I really think FTC or DoJ really need to look at Apple's subscription laws.When we thought it has cooled down, another victim of Apple's practice, Readability, posted an open letter to Apple. This time Apple wants to charge 30%, if the app provides functionality, or services in addition to content sellers like Murdoch. SaaS (Software As A Service) is in Big Trouble, if they are planing to leverage Apple iOS popularity and customers. Readability pointed out the following from 11.2 in the App Store Review Guidelines:
11.2 Apps utilizing a system other than the In App Purchase API (IAP) to purchase content, functionality, or services in an app will be rejected.
Those who are thinking of bringing SAAS to Apple platform, get ready to poke out 30% of your income or charge 30% more from your customers, either way you lose. People with RSS readers, if you are planing to charge customers, add 30%, oops you too lose.

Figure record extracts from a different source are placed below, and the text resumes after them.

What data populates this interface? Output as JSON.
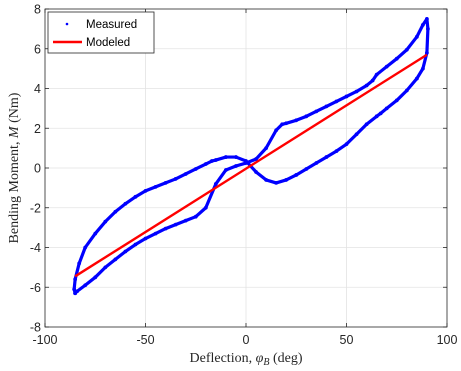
{
  "chart_data": {
    "type": "line",
    "title": "",
    "xlabel": "Deflection, φ_B (deg)",
    "ylabel": "Bending Moment, M (Nm)",
    "xlim": [
      -100,
      100
    ],
    "ylim": [
      -8,
      8
    ],
    "xticks": [
      "-100",
      "-50",
      "0",
      "50",
      "100"
    ],
    "yticks": [
      "-8",
      "-6",
      "-4",
      "-2",
      "0",
      "2",
      "4",
      "6",
      "8"
    ],
    "xtick_values": [
      -100,
      -50,
      0,
      50,
      100
    ],
    "ytick_values": [
      -8,
      -6,
      -4,
      -2,
      0,
      2,
      4,
      6,
      8
    ],
    "grid": true,
    "legend": "top-left",
    "series": [
      {
        "name": "Measured",
        "style": "dots",
        "color": "#0000ff",
        "x": [
          -85,
          -84,
          -80,
          -75,
          -70,
          -65,
          -60,
          -55,
          -50,
          -45,
          -40,
          -35,
          -30,
          -25,
          -20,
          -15,
          -10,
          -5,
          0,
          5,
          10,
          15,
          18,
          20,
          25,
          30,
          35,
          40,
          45,
          50,
          55,
          60,
          63,
          65,
          70,
          75,
          80,
          85,
          88,
          90,
          90.5,
          90,
          88,
          85,
          80,
          75,
          70,
          67,
          65,
          60,
          55,
          50,
          45,
          40,
          35,
          30,
          25,
          20,
          15,
          10,
          5,
          0,
          -5,
          -10,
          -15,
          -17,
          -20,
          -25,
          -30,
          -35,
          -40,
          -45,
          -50,
          -55,
          -60,
          -65,
          -70,
          -75,
          -80,
          -83,
          -85,
          -85.5,
          -85
        ],
        "y": [
          -6.3,
          -6.2,
          -5.9,
          -5.5,
          -5.0,
          -4.6,
          -4.2,
          -3.85,
          -3.55,
          -3.3,
          -3.05,
          -2.85,
          -2.65,
          -2.45,
          -2.0,
          -0.8,
          -0.1,
          0.1,
          0.25,
          0.45,
          1.0,
          1.9,
          2.2,
          2.25,
          2.4,
          2.6,
          2.85,
          3.1,
          3.35,
          3.6,
          3.85,
          4.15,
          4.4,
          4.7,
          5.1,
          5.5,
          5.95,
          6.6,
          7.2,
          7.5,
          7.0,
          5.8,
          5.0,
          4.5,
          3.9,
          3.4,
          3.0,
          2.75,
          2.6,
          2.2,
          1.7,
          1.2,
          0.85,
          0.55,
          0.25,
          -0.05,
          -0.35,
          -0.6,
          -0.75,
          -0.6,
          -0.2,
          0.35,
          0.55,
          0.55,
          0.4,
          0.35,
          0.2,
          -0.05,
          -0.3,
          -0.55,
          -0.75,
          -0.95,
          -1.15,
          -1.45,
          -1.8,
          -2.2,
          -2.7,
          -3.3,
          -4.0,
          -4.8,
          -5.6,
          -6.1,
          -6.3
        ]
      },
      {
        "name": "Modeled",
        "style": "line",
        "color": "#ff0000",
        "x": [
          -85,
          90
        ],
        "y": [
          -5.45,
          5.7
        ]
      }
    ]
  }
}
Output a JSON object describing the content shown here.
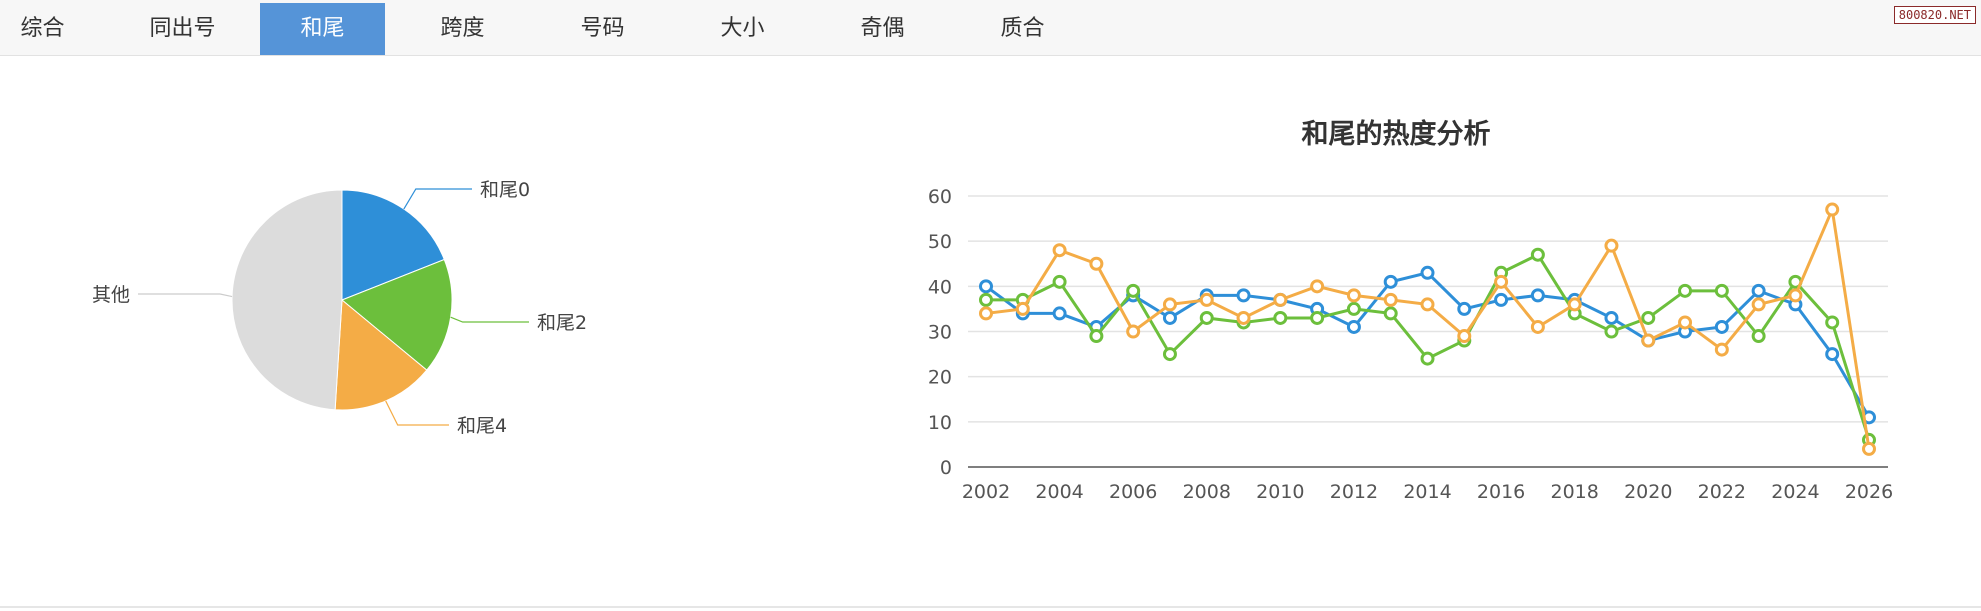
{
  "tabs": [
    {
      "label": "综合",
      "active": false
    },
    {
      "label": "同出号",
      "active": false
    },
    {
      "label": "和尾",
      "active": true
    },
    {
      "label": "跨度",
      "active": false
    },
    {
      "label": "号码",
      "active": false
    },
    {
      "label": "大小",
      "active": false
    },
    {
      "label": "奇偶",
      "active": false
    },
    {
      "label": "质合",
      "active": false
    }
  ],
  "watermark": "800820.NET",
  "colors": {
    "blue": "#2e8fd8",
    "green": "#6cbf3c",
    "orange": "#f4ac46",
    "gray": "#dcdcdc",
    "active_tab": "#5594d8"
  },
  "chart_data": [
    {
      "type": "pie",
      "title": "",
      "slices": [
        {
          "label": "和尾0",
          "value": 19,
          "color": "#2e8fd8"
        },
        {
          "label": "和尾2",
          "value": 17,
          "color": "#6cbf3c"
        },
        {
          "label": "和尾4",
          "value": 15,
          "color": "#f4ac46"
        },
        {
          "label": "其他",
          "value": 49,
          "color": "#dcdcdc"
        }
      ]
    },
    {
      "type": "line",
      "title": "和尾的热度分析",
      "xlabel": "",
      "ylabel": "",
      "ylim": [
        0,
        60
      ],
      "yticks": [
        0,
        10,
        20,
        30,
        40,
        50,
        60
      ],
      "x": [
        2002,
        2003,
        2004,
        2005,
        2006,
        2007,
        2008,
        2009,
        2010,
        2011,
        2012,
        2013,
        2014,
        2015,
        2016,
        2017,
        2018,
        2019,
        2020,
        2021,
        2022,
        2023,
        2024,
        2025,
        2026
      ],
      "xticks": [
        2002,
        2004,
        2006,
        2008,
        2010,
        2012,
        2014,
        2016,
        2018,
        2020,
        2022,
        2024,
        2026
      ],
      "grid": true,
      "series": [
        {
          "name": "和尾0",
          "color": "#2e8fd8",
          "values": [
            40,
            34,
            34,
            31,
            38,
            33,
            38,
            38,
            37,
            35,
            31,
            41,
            43,
            35,
            37,
            38,
            37,
            33,
            28,
            30,
            31,
            39,
            36,
            25,
            11
          ]
        },
        {
          "name": "和尾2",
          "color": "#6cbf3c",
          "values": [
            37,
            37,
            41,
            29,
            39,
            25,
            33,
            32,
            33,
            33,
            35,
            34,
            24,
            28,
            43,
            47,
            34,
            30,
            33,
            39,
            39,
            29,
            41,
            32,
            6
          ]
        },
        {
          "name": "和尾4",
          "color": "#f4ac46",
          "values": [
            34,
            35,
            48,
            45,
            30,
            36,
            37,
            33,
            37,
            40,
            38,
            37,
            36,
            29,
            41,
            31,
            36,
            49,
            28,
            32,
            26,
            36,
            38,
            57,
            4
          ]
        }
      ]
    }
  ]
}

Great way to do business Apple, you are turning away the same apps that made you successful. Remember Google Voice App, yes I too think you suck and will stay away from you as much as possible.
Readability, as you can see from the video below, strips unnecessary bits, (yes ads too but authors are compensated, read below) and presented to the reader in a readable way but their app got rejected by Apple.

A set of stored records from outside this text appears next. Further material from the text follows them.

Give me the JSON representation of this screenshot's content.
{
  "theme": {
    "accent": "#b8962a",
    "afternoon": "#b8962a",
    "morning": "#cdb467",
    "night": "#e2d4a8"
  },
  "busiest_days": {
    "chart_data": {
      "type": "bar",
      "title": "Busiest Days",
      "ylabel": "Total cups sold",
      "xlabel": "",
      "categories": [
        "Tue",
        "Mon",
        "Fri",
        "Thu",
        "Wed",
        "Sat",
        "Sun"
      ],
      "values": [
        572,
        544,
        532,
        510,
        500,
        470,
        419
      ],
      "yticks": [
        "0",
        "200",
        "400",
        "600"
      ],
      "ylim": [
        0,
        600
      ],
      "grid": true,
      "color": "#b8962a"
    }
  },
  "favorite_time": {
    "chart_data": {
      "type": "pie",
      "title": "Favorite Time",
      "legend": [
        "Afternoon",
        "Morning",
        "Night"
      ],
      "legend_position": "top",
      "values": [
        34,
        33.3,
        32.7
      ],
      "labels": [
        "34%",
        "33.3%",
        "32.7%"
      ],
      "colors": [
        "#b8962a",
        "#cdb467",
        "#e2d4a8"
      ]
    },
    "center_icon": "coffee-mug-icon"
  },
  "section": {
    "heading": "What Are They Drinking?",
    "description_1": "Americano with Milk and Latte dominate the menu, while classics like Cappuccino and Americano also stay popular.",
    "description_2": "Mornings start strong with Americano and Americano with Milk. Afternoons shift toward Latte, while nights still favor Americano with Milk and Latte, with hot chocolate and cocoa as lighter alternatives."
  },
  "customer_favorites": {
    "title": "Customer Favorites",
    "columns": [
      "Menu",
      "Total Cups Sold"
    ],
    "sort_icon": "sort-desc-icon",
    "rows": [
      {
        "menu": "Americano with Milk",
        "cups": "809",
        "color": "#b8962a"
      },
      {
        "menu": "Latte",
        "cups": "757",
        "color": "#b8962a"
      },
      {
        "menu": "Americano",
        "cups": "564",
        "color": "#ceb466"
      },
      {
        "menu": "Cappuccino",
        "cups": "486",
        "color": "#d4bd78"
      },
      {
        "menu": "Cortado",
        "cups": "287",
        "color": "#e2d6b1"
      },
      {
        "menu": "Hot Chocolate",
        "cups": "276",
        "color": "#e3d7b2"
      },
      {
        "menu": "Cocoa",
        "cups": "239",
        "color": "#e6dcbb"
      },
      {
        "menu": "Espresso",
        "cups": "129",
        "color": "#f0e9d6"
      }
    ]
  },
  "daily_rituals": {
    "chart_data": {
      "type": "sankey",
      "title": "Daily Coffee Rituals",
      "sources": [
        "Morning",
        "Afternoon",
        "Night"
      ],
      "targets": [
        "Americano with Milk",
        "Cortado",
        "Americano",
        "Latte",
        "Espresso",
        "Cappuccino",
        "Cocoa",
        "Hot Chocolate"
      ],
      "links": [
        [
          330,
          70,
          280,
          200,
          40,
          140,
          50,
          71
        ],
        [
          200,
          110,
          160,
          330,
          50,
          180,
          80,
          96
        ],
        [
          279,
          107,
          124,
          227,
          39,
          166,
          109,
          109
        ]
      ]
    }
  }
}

We’re obviously disappointed by this decision, and surprised by the broad language. By including “functionality, or services,” it’s clear that you intend to pursue any subscription-based apps, not merely those of services serving up content. Readability’s model is unique in that 70% of our service fees go directly to writers and publishers. If we implemented In App purchasing, your 30% cut drastically undermines a key premise of how Readability works.
Well Apple, do not worry, I am exchanging my iPhone for an Android phone and I have made a request at work for Android Tablet, perhaps a Motorola XOOM, After Bestbuy Verizon game ends.